Thank you! Yes, we are working on adding enterprise features.

ygouzerh · on Jan 20, 2023

Wow congrats guys, that is a game changer ! That have the possibility of becoming a standard in some companies I worked with

earthling8118 · on Jan 20, 2023

Are there any plans to branch out past Kubernetes? I'd be very interested in Odigos but I have separated myself from Kubernetes and am all in on Nomad. I've been looking at how I want to handle tracing and telemetry and this seems it'd be a great fit except for that minor detail

edenfed · on Jan 20, 2023

Definitely. Nomad is probably the first environment we are going to support after Kubernetes

Ancient · on Jan 19, 2023

Just saw the demo video, looks awesome. Is this tool from the future or some dark wizard tricks? Keep up the great work.

hinkley · on Jan 19, 2023

Distributed tracing really ought to be built into every web application framework. What's the value in signing over your autonomy to a framework if it isn't going to handle cross-cutting concerns like forwarding correlation IDs from the inbound request to all outbound requests triggered by that request?

edenfed · on Jan 19, 2023

Unfortunately not all web frameworks do this automatically. In addition sometimes you may want to propagate ID over non http connections like database drivers or even message queues.

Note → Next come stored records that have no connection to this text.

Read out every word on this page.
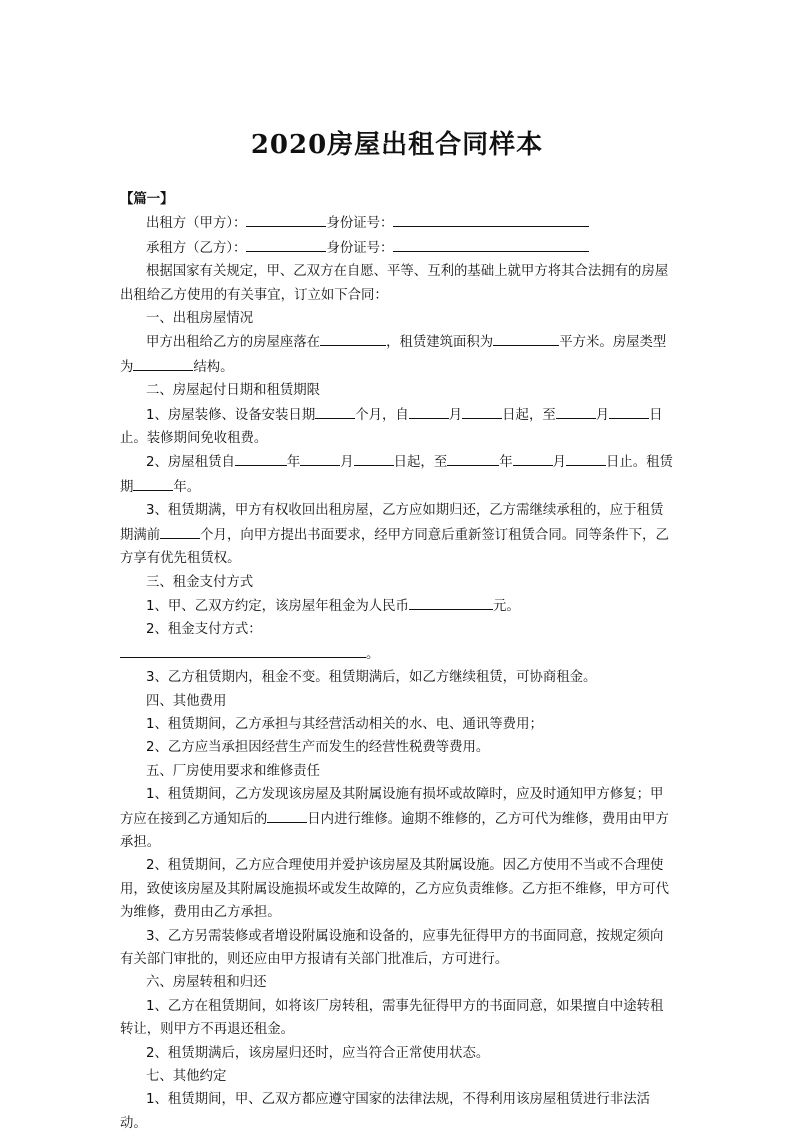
2020房屋出租合同样本

【篇一】

出租方（甲方）：	身份证号：

承租方（乙方）：	身份证号：

根据国家有关规定，甲、乙双方在自愿、平等、互利的基础上就甲方将其合法拥有的房屋出租给乙方使用的有关事宜，订立如下合同：

一、出租房屋情况

甲方出租给乙方的房屋座落在	，租赁建筑面积为	平方米。房屋类型为	结构。

二、房屋起付日期和租赁期限

1、房屋装修、设备安装日期	个月，自	月	日起，至	月	日止。装修期间免收租费。

2、房屋租赁自	年	月	日起，至	年	月	日止。租赁期	年。

3、租赁期满，甲方有权收回出租房屋，乙方应如期归还，乙方需继续承租的，应于租赁期满前	个月，向甲方提出书面要求，经甲方同意后重新签订租赁合同。同等条件下，乙方享有优先租赁权。

三、租金支付方式

1、甲、乙双方约定，该房屋年租金为人民币	元。

2、租金支付方式：

。

3、乙方租赁期内，租金不变。租赁期满后，如乙方继续租赁，可协商租金。

四、其他费用

1、租赁期间，乙方承担与其经营活动相关的水、电、通讯等费用；

2、乙方应当承担因经营生产而发生的经营性税费等费用。

五、厂房使用要求和维修责任

1、租赁期间，乙方发现该房屋及其附属设施有损坏或故障时，应及时通知甲方修复；甲方应在接到乙方通知后的	日内进行维修。逾期不维修的，乙方可代为维修，费用由甲方承担。

2、租赁期间，乙方应合理使用并爱护该房屋及其附属设施。因乙方使用不当或不合理使用，致使该房屋及其附属设施损坏或发生故障的，乙方应负责维修。乙方拒不维修，甲方可代为维修，费用由乙方承担。

3、乙方另需装修或者增设附属设施和设备的，应事先征得甲方的书面同意，按规定须向有关部门审批的，则还应由甲方报请有关部门批准后，方可进行。

六、房屋转租和归还

1、乙方在租赁期间，如将该厂房转租，需事先征得甲方的书面同意，如果擅自中途转租转让，则甲方不再退还租金。

2、租赁期满后，该房屋归还时，应当符合正常使用状态。

七、其他约定

1、租赁期间，甲、乙双方都应遵守国家的法律法规，不得利用该房屋租赁进行非法活动。
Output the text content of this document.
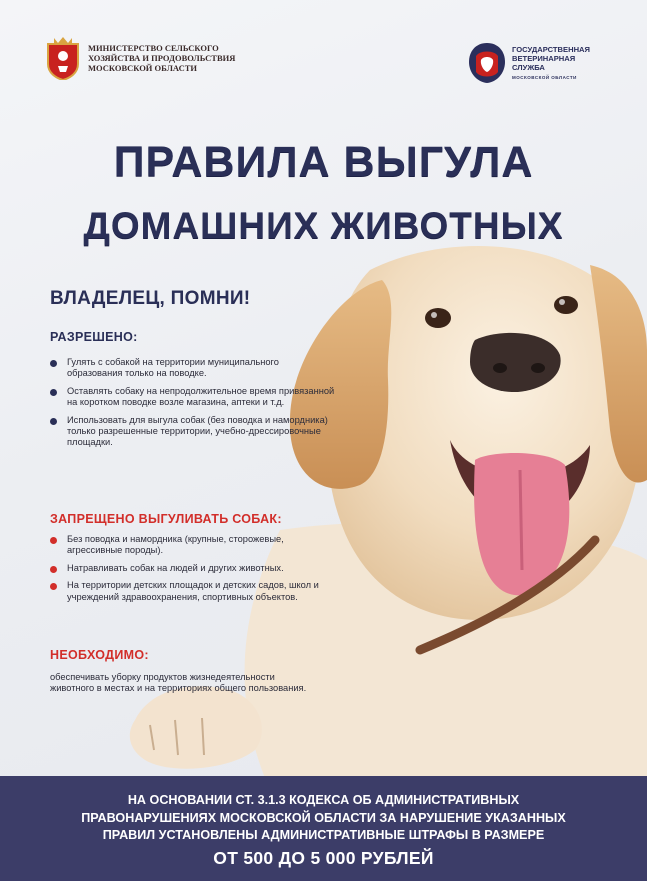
МИНИСТЕРСТВО СЕЛЬСКОГО ХОЗЯЙСТВА И ПРОДОВОЛЬСТВИЯ МОСКОВСКОЙ ОБЛАСТИ
ГОСУДАРСТВЕННАЯ ВЕТЕРИНАРНАЯ СЛУЖБА
МОСКОВСКОЙ ОБЛАСТИ
ПРАВИЛА ВЫГУЛА
ДОМАШНИХ ЖИВОТНЫХ
ВЛАДЕЛЕЦ, ПОМНИ!
РАЗРЕШЕНО:
Гулять с собакой на территории муниципального образования только на поводке.
Оставлять собаку на непродолжительное время привязанной на коротком поводке возле магазина, аптеки и т.д.
Использовать для выгула собак (без поводка и намордника) только разрешенные территории, учебно-дрессировочные площадки.
ЗАПРЕЩЕНО ВЫГУЛИВАТЬ СОБАК:
Без поводка и намордника (крупные, сторожевые, агрессивные породы).
Натравливать собак на людей и других животных.
На территории детских площадок и детских садов, школ и учреждений здравоохранения, спортивных объектов.
НЕОБХОДИМО:
обеспечивать уборку продуктов жизнедеятельности животного в местах и на территориях общего пользования.
НА ОСНОВАНИИ СТ. 3.1.3 КОДЕКСА ОБ АДМИНИСТРАТИВНЫХ ПРАВОНАРУШЕНИЯХ МОСКОВСКОЙ ОБЛАСТИ ЗА НАРУШЕНИЕ УКАЗАННЫХ ПРАВИЛ УСТАНОВЛЕНЫ АДМИНИСТРАТИВНЫЕ ШТРАФЫ В РАЗМЕРЕ
ОТ 500 ДО 5 000 РУБЛЕЙ
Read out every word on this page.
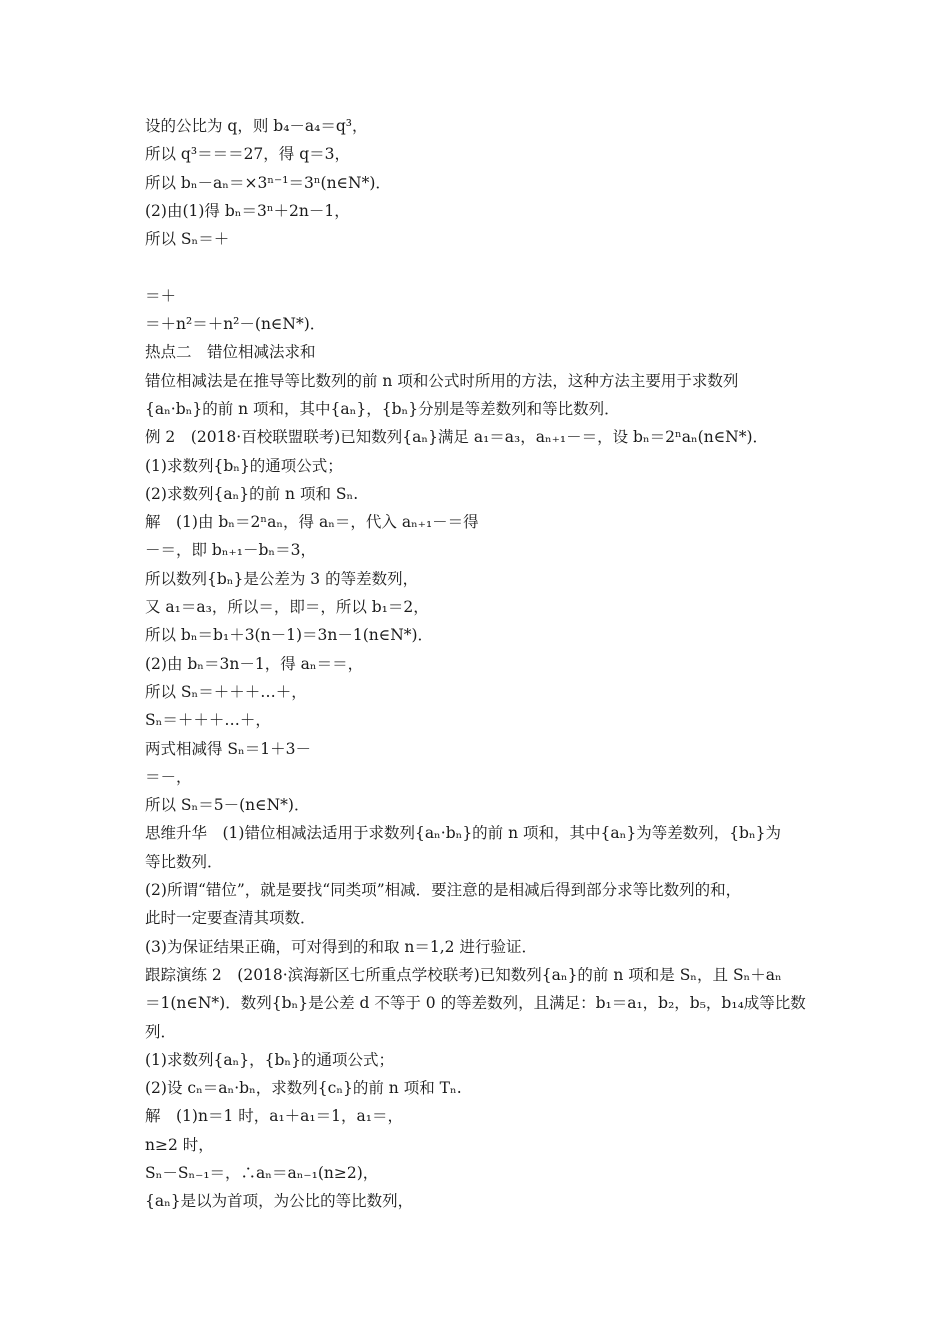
设的公比为 q，则 b₄－a₄＝q³，
所以 q³＝＝＝27，得 q＝3，
所以 bₙ－aₙ＝×3ⁿ⁻¹＝3ⁿ(n∈N*)．
(2)由(1)得 bₙ＝3ⁿ＋2n－1，
所以 Sₙ＝＋
＝＋
＝＋n²＝＋n²－(n∈N*)．
热点二　错位相减法求和
错位相减法是在推导等比数列的前 n 项和公式时所用的方法，这种方法主要用于求数列
{aₙ·bₙ}的前 n 项和，其中{aₙ}，{bₙ}分别是等差数列和等比数列．
例 2　(2018·百校联盟联考)已知数列{aₙ}满足 a₁＝a₃，aₙ₊₁－＝，设 bₙ＝2ⁿaₙ(n∈N*)．
(1)求数列{bₙ}的通项公式；
(2)求数列{aₙ}的前 n 项和 Sₙ.
解　(1)由 bₙ＝2ⁿaₙ，得 aₙ＝，代入 aₙ₊₁－＝得
－＝，即 bₙ₊₁－bₙ＝3，
所以数列{bₙ}是公差为 3 的等差数列，
又 a₁＝a₃，所以＝，即＝，所以 b₁＝2，
所以 bₙ＝b₁＋3(n－1)＝3n－1(n∈N*)．
(2)由 bₙ＝3n－1，得 aₙ＝＝，
所以 Sₙ＝＋＋＋…＋，
Sₙ＝＋＋＋…＋，
两式相减得 Sₙ＝1＋3－
＝－，
所以 Sₙ＝5－(n∈N*)．
思维升华　(1)错位相减法适用于求数列{aₙ·bₙ}的前 n 项和，其中{aₙ}为等差数列，{bₙ}为
等比数列．
(2)所谓“错位”，就是要找“同类项”相减．要注意的是相减后得到部分求等比数列的和，
此时一定要查清其项数．
(3)为保证结果正确，可对得到的和取 n＝1,2 进行验证．
跟踪演练 2　(2018·滨海新区七所重点学校联考)已知数列{aₙ}的前 n 项和是 Sₙ，且 Sₙ＋aₙ
＝1(n∈N*)．数列{bₙ}是公差 d 不等于 0 的等差数列，且满足：b₁＝a₁，b₂，b₅，b₁₄成等比数
列．
(1)求数列{aₙ}，{bₙ}的通项公式；
(2)设 cₙ＝aₙ·bₙ，求数列{cₙ}的前 n 项和 Tₙ.
解　(1)n＝1 时，a₁＋a₁＝1，a₁＝，
n≥2 时，
Sₙ－Sₙ₋₁＝，∴aₙ＝aₙ₋₁(n≥2)，
{aₙ}是以为首项，为公比的等比数列，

decisionSniper · on Jan 19, 2023

I'm curious how this will stack up against Sysdig/Falco - https://sysdig.com/blog/sysdig-and-falco-now-powered-by-ebpf....

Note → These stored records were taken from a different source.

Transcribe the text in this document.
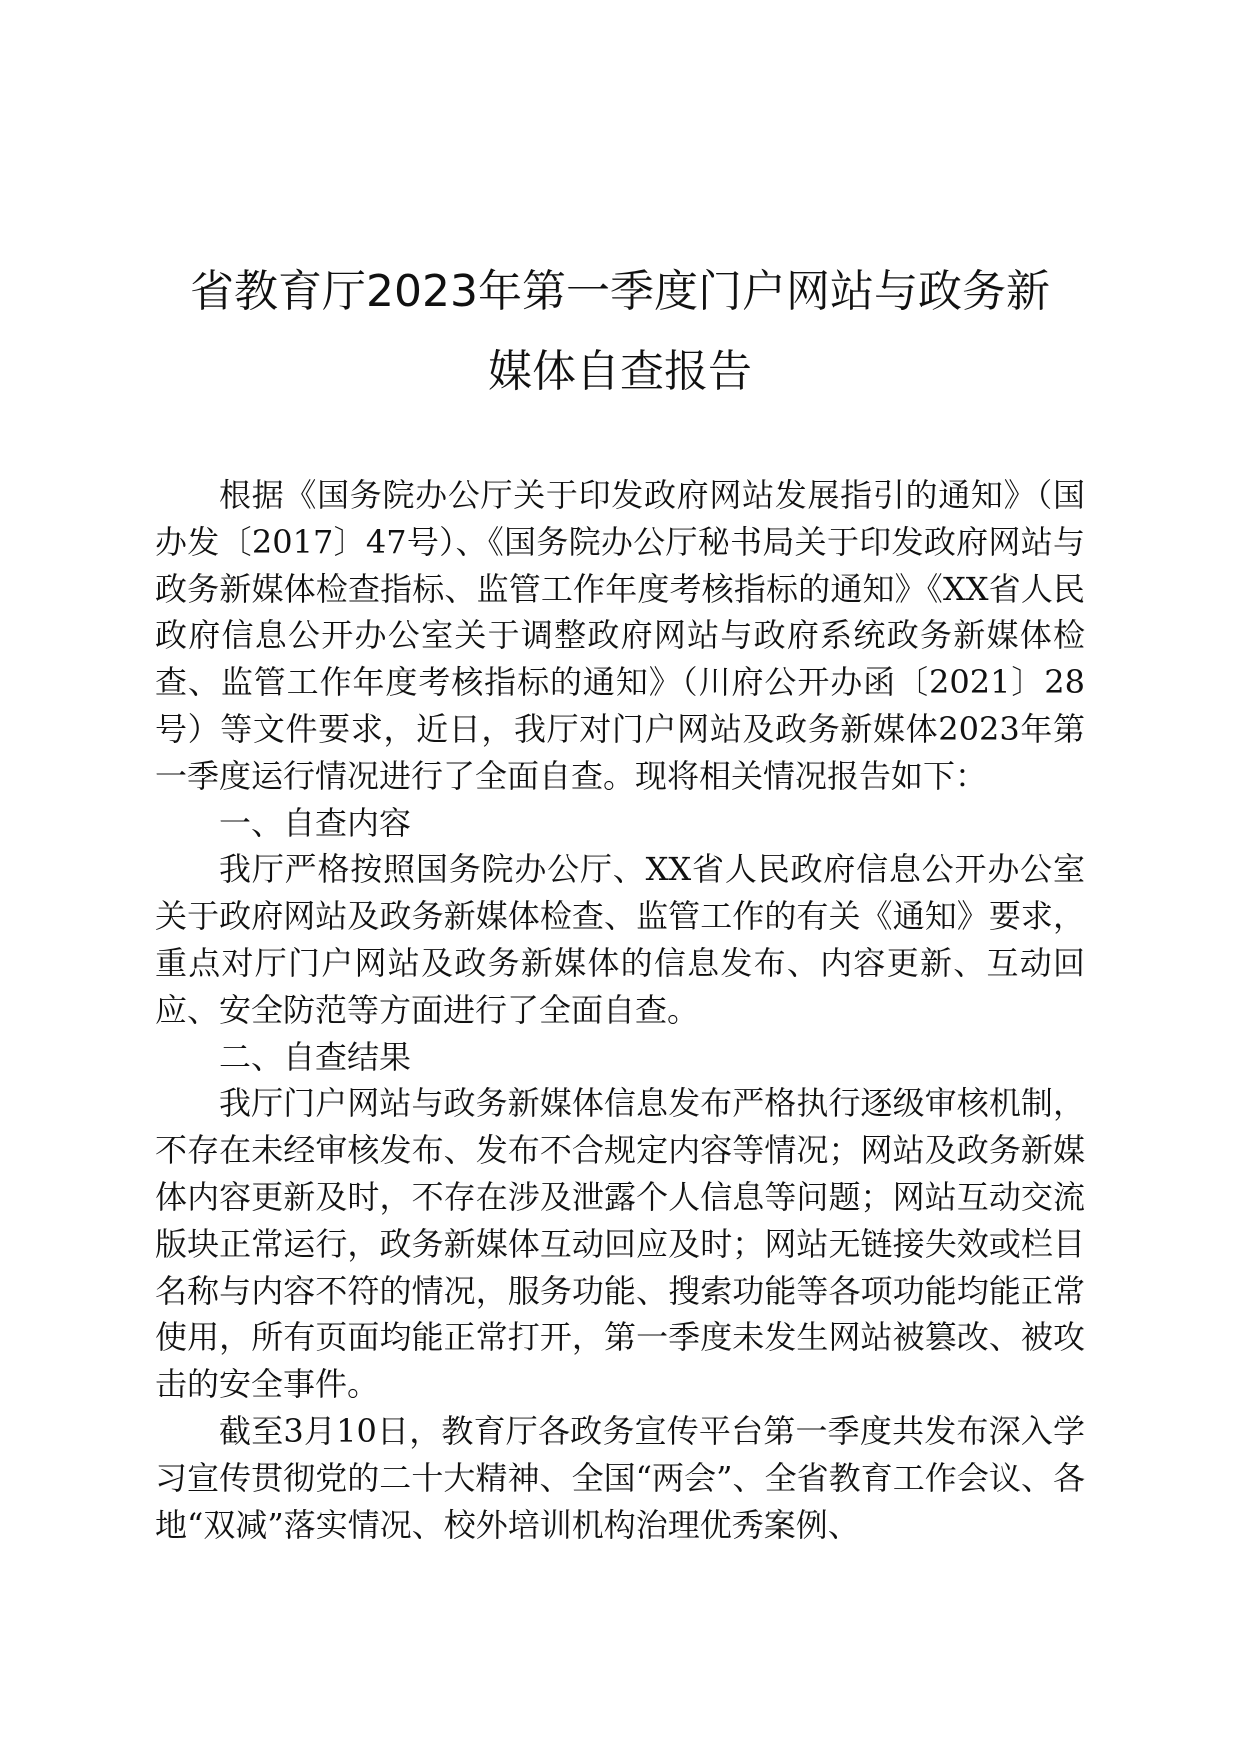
省教育厅2023年第一季度门户网站与政务新
媒体自查报告

根据《国务院办公厅关于印发政府网站发展指引的通知》（国办发〔2017〕47号）、《国务院办公厅秘书局关于印发政府网站与政务新媒体检查指标、监管工作年度考核指标的通知》《XX省人民政府信息公开办公室关于调整政府网站与政府系统政务新媒体检查、监管工作年度考核指标的通知》（川府公开办函〔2021〕28号）等文件要求，近日，我厅对门户网站及政务新媒体2023年第一季度运行情况进行了全面自查。现将相关情况报告如下：

一、自查内容

我厅严格按照国务院办公厅、XX省人民政府信息公开办公室关于政府网站及政务新媒体检查、监管工作的有关《通知》要求，重点对厅门户网站及政务新媒体的信息发布、内容更新、互动回应、安全防范等方面进行了全面自查。

二、自查结果

我厅门户网站与政务新媒体信息发布严格执行逐级审核机制，不存在未经审核发布、发布不合规定内容等情况；网站及政务新媒体内容更新及时，不存在涉及泄露个人信息等问题；网站互动交流版块正常运行，政务新媒体互动回应及时；网站无链接失效或栏目名称与内容不符的情况，服务功能、搜索功能等各项功能均能正常使用，所有页面均能正常打开，第一季度未发生网站被篡改、被攻击的安全事件。

截至3月10日，教育厅各政务宣传平台第一季度共发布深入学习宣传贯彻党的二十大精神、全国“两会”、全省教育工作会议、各地“双减”落实情况、校外培训机构治理优秀案例、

eBPF for the win, this is a nice approach with Odigos.

debarshri · on Jan 19, 2023

I don't think it is comparable to falco. Talk is more about security violations of the container. It is not related to distributed tracing.

edenfed · on Jan 19, 2023

Falco is really cool project but it focuses more on security. Odigos is focused on getting better monitoring signals from your applications, especially distributed tracing

theptip · on Jan 19, 2023

Looks cool! Great to see entrants into this space.

How does this compare with Cilium? Looks like they do OT tracing (https://github.com/cilium/hubble-otel) but it's not native/core, is that the main distinction?

edenfed · on Jan 19, 2023

As far as I know cilium does not do automatic context propagation and require code changes to achieve it. Odigos automatically do context propagation

Gary_TheSnail_ · on Jan 20, 2023

Are there available positions for hire in the company? This sounds really interesting!

edenfed · on Jan 20, 2023

Not yet, but hopefully soon. Thank you for the feedback!

pranay01 · on Jan 19, 2023

Congrats on the launch! Glad to see that you also support SigNoz as a backend.

allisdust · on Jan 20, 2023

Is it possible to use this for non kubernetes setups (for example, a single docker container or a single server).

edenfed · on Jan 20, 2023

Not yet, but i can setup some custom docker compose yaml for you depending on the programming language you are using

allisdust · on Jan 20, 2023

I'm using Rust (with warp framework if it helps). I can help test if thee is a docker compose :)

talhof8 · on Jan 20, 2023

Good luck, looks amazing!

תמיד כיף לראות שמות ישראליים פה, בהצלחה!